The third category are tests that detect specific antibodies secreted by the human body when it contracts COVID-19. These techniques are not yet used for diagnostic purposes, since there is a delay before the body develops a detectable amount of antibodies.
“Serological immunological methods can be important in identifying the magnitude and duration of the antibody response, which helps to understand the effectiveness of vaccines and the relevant frequency of their use,” added Mr. Tali.
For his part, Mr. Tali is working on improving a method of detection using tablets that anyone could keep in their pocket. These methods use glucose polymers to encapsulate reagents. The tablets would be durable, inexpensive, and easy to use to detect a variety of targets, including infectious diseases, diabetes, and even pesticides in water.
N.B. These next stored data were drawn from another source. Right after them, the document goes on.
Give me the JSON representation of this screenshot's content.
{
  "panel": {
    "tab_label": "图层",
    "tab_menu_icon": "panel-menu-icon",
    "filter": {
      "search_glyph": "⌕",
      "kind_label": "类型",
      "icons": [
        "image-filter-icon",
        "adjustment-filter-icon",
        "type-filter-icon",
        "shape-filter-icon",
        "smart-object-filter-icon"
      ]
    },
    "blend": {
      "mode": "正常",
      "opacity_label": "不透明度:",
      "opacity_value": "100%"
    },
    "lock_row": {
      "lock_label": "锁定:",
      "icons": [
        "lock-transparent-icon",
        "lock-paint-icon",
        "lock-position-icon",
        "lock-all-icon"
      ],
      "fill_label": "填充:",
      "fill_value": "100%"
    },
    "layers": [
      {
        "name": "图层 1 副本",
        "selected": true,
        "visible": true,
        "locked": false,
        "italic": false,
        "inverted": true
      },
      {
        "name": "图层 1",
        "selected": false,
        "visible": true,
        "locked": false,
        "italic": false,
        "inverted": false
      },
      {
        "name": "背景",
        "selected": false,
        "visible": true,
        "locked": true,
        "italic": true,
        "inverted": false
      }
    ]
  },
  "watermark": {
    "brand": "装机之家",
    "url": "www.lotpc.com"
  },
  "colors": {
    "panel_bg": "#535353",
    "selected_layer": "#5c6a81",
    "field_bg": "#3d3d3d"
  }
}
“The user only needs to drop a pill into a liquid sample and wait for a color change,” explained Tali, who is doing this research at the Anbuhi Research Group lab at Concordia University.
Despite all these great advances, Mr. Tali does not believe that the perfect method will be on the market before the end of this pandemic. Fortunately, most of these systems can be adapted to detect new diseases. In the next pandemic, we will be ready, he believes.
This content is produced in collaboration with Concordia University.